As if I haven’t had enough heartbreaks in my lifetime already. The problem with me is that I fall too fast. Go out with me for tea, see a movie with me, compliment me—do something nice for me—and for sure, I’ll be falling for you in a heartbeat.
That’s also probably because…
4. I’m an Easy J.
You know that Emma Stone movie called Easy A? Yeah, I feel like her. Except that she wasn’t really a slut. I think I am even though people tell me that I’m not.
5. I confused sex with love.
There’s this song by Pansy Division entitled “Luv Luv Luv”. The whole song is about people thinking that sex equates with love. I’m not saying that the two can’t exist together. Sexual chemistry and intimacy are as equally important as a solid emotional bond. The problem with me was that since I’m a romantic and an Easy J, I thought having sex with someone would fulfil me emotionally, and that it meant the other person loved me.
I used the word “confuse” in the past tense because I’ve recently realised that I was wrong, and I need to grow up and stop thinking that life will always have a fairytale romantic ending.
6. I’m always in a fragile emotional state that rejections make me feel so unloved and unwanted.
I know that the other person is not doing it intentionally (or maybe they are), but it just makes me really depressed when they don’t respond right away. I hate having to wait for a text or a call. The anticipation kills me every single time.
7. I’m terrified of being alone and not having someone in my life.
That constant fear of being by myself is stopping me from building relationships because I tend to think of all the things that could go wrong.
I think this stems from the reason that…
8. I can be on both sides of the spectrum.
I can either be a total optimist or an extreme pessimist. Like I said earlier, I’m a hopeless romantic so there are moments when I think that everything is going to fall into their right places and that I’d be happy for the rest of my life. Then there are those times when I just feel completely negative about everything. It’s very unhealthy.
9. I have a hard time opening up.
This is one of those few times when I totally exposed my vulnerability. I’ve always been cautious about letting people see what I’m really feeling because I despised being weak and perceived as such. But over the past few years, I’ve learned to accept my shortcomings and my imperfections and love myself. Still, it’s not enough to make me feel comfortable about totally letting someone into my life.
10. I was once left hanging and heartbroken.

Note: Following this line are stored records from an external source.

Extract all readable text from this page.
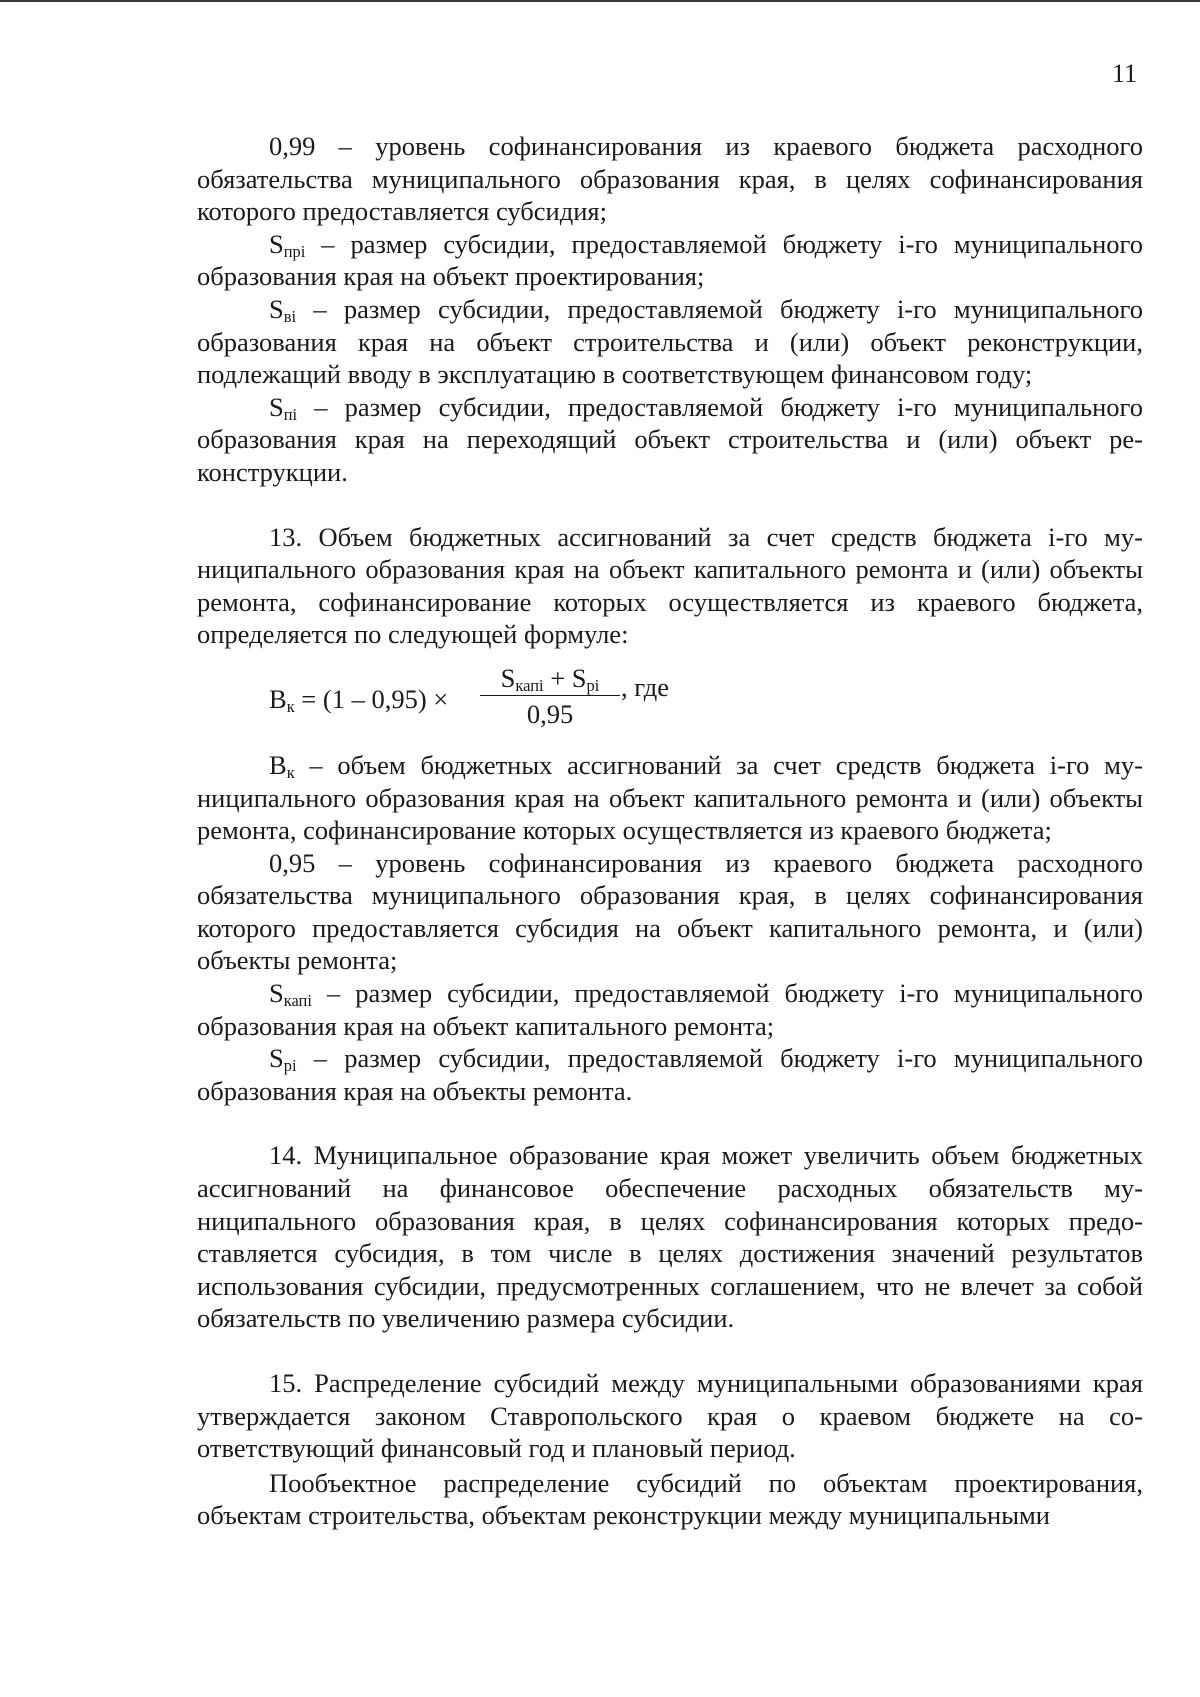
11

0,99 – уровень софинансирования из краевого бюджета расходного обязательства муниципального образования края, в целях софинансирования которого предоставляется субсидия;

$S_{прi}$ – размер субсидии, предоставляемой бюджету i-го муниципального образования края на объект проектирования;

$S_{вi}$ – размер субсидии, предоставляемой бюджету i-го муниципального образования края на объект строительства и (или) объект реконструкции, подлежащий вводу в эксплуатацию в соответствующем финансовом году;

$S_{пi}$ – размер субсидии, предоставляемой бюджету i-го муниципального образования края на переходящий объект строительства и (или) объект реконструкции.

13. Объем бюджетных ассигнований за счет средств бюджета i-го муниципального образования края на объект капитального ремонта и (или) объекты ремонта, софинансирование которых осуществляется из краевого бюджета, определяется по следующей формуле:

$В_к = (1 - 0,95)$ ×
$S_{капi} + S_{рi}$
0,95
, где

$В_к$ – объем бюджетных ассигнований за счет средств бюджета i-го муниципального образования края на объект капитального ремонта и (или) объекты ремонта, софинансирование которых осуществляется из краевого бюджета;

0,95 – уровень софинансирования из краевого бюджета расходного обязательства муниципального образования края, в целях софинансирования которого предоставляется субсидия на объект капитального ремонта, и (или) объекты ремонта;

$S_{капi}$ – размер субсидии, предоставляемой бюджету i-го муниципального образования края на объект капитального ремонта;

$S_{рi}$ – размер субсидии, предоставляемой бюджету i-го муниципального образования края на объекты ремонта.

14. Муниципальное образование края может увеличить объем бюджетных ассигнований на финансовое обеспечение расходных обязательств муниципального образования края, в целях софинансирования которых предоставляется субсидия, в том числе в целях достижения значений результатов использования субсидии, предусмотренных соглашением, что не влечет за собой обязательств по увеличению размера субсидии.

15. Распределение субсидий между муниципальными образованиями края утверждается законом Ставропольского края о краевом бюджете на соответствующий финансовый год и плановый период.

Пообъектное распределение субсидий по объектам проектирования, объектам строительства, объектам реконструкции между муниципальными
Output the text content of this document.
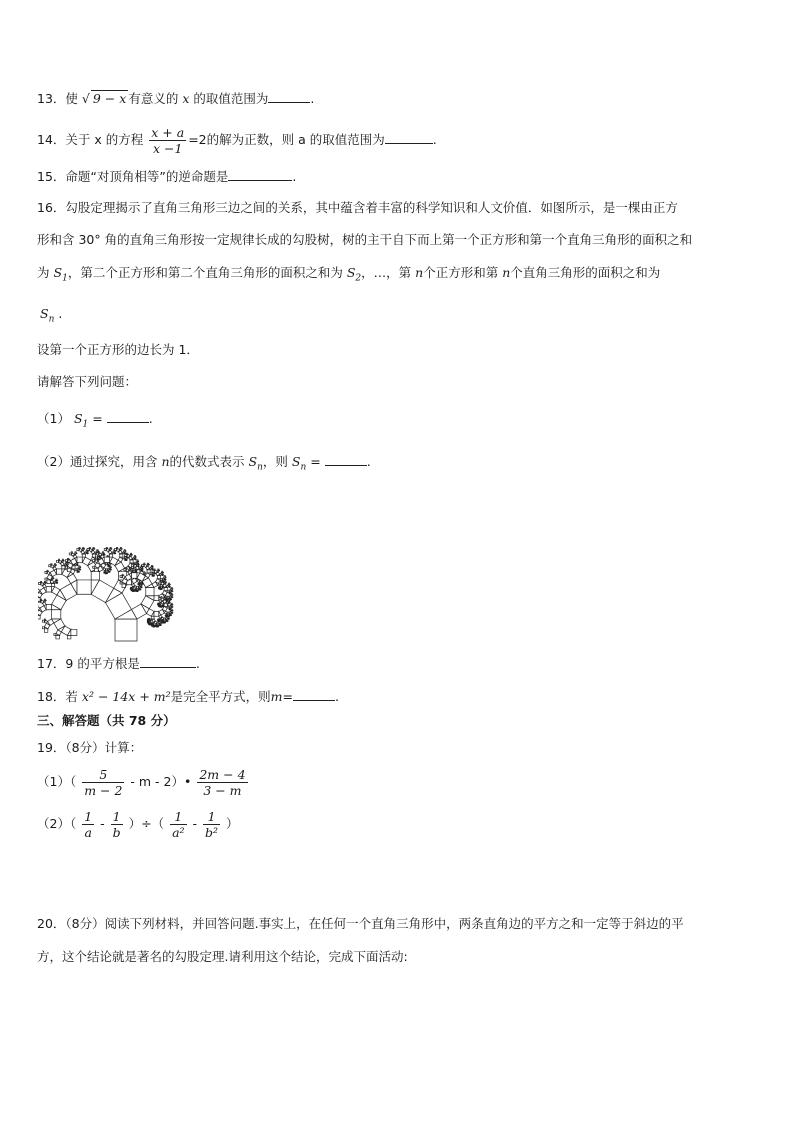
13．使 √ 9 − x 有意义的 x 的取值范围为	.
14．关于 x 的方程 $\frac{x + a}{x -1} =2$的解为正数，则 a 的取值范围为	.
15．命题“对顶角相等”的逆命题是	.
16．勾股定理揭示了直角三角形三边之间的关系，其中蕴含着丰富的科学知识和人文价值．如图所示，是一棵由正方
形和含 30° 角的直角三角形按一定规律长成的勾股树，树的主干自下而上第一个正方形和第一个直角三角形的面积之和
为 $S_1$，第二个正方形和第二个直角三角形的面积之和为 $S_2$，…，第 n个正方形和第 n个直角三角形的面积之和为
$S_n$ .
设第一个正方形的边长为 1．
请解答下列问题：
（1） $S_1$ =	.
（2）通过探究，用含 n的代数式表示 $S_n$，则 $S_n$ =	.
17．9 的平方根是	.
18．若 x² − 14x + m²是完全平方式，则m=	.
三、解答题（共 78 分）
19．（8分）计算：
$(1)( \frac{5}{m - 2}$ - m - 2）• $\frac{2m - 4}{3 - m}$
$(2)( \frac{1}{a} - \frac{1}{b}$ ）÷（ $\frac{1}{\text{a²}} - \frac{1}{\text{b²}}$ ）
20．（8分）阅读下列材料，并回答问题.事实上，在任何一个直角三角形中，两条直角边的平方之和一定等于斜边的平
方，这个结论就是著名的勾股定理.请利用这个结论，完成下面活动:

I didn’t like that feeling. Things were going well, and then that person you’re showering with your love and affection just decides to end things without even giving you a proper explanation would totally crush your heart. I don’t want to go through that feeling again.
11. I hate having the “what-am-i-to-you” conversation.
When someone does come along and stay with me for a while, I tend to screw things up when it’s time to have that conversation. I don’t like having to do it because what if I don’t like what I’ll hear? What if that person only sees me as a hookup or a short-term relationship prospect? So many what ifs.
12. I’m a masochist.
I enjoy being treated well and being treated wrong. Of course I love it when someone’s being sweet and nice to me. But for some reason, I also don’t mind if someone treats me bad. I guess I just like to inflict pain on myself because I have a very low opinion of myself.
Which leads us to…
13. Most importantly, I don’t trust myself and have the confidence.
It’s frustrating me to think that the only thing that’s getting in the way of my happiness is myself. I always think that I don’t look good enough or that I’m smart or funny enough for someone. I don’t think that I deserve someone great because I would never amount to their greatness.
Truth is I’m a coward. I’m too scared and weak to let anyone in. It makes me feel so racked with guilt to ask someone to be in a relationship with me if I know that I have all these issues. I know I have to work through all these before I start to date again. Only then can I start my path to happiness.
“Love yourself first and everything else falls into line. You really have to love yourself to get anything done in this world.”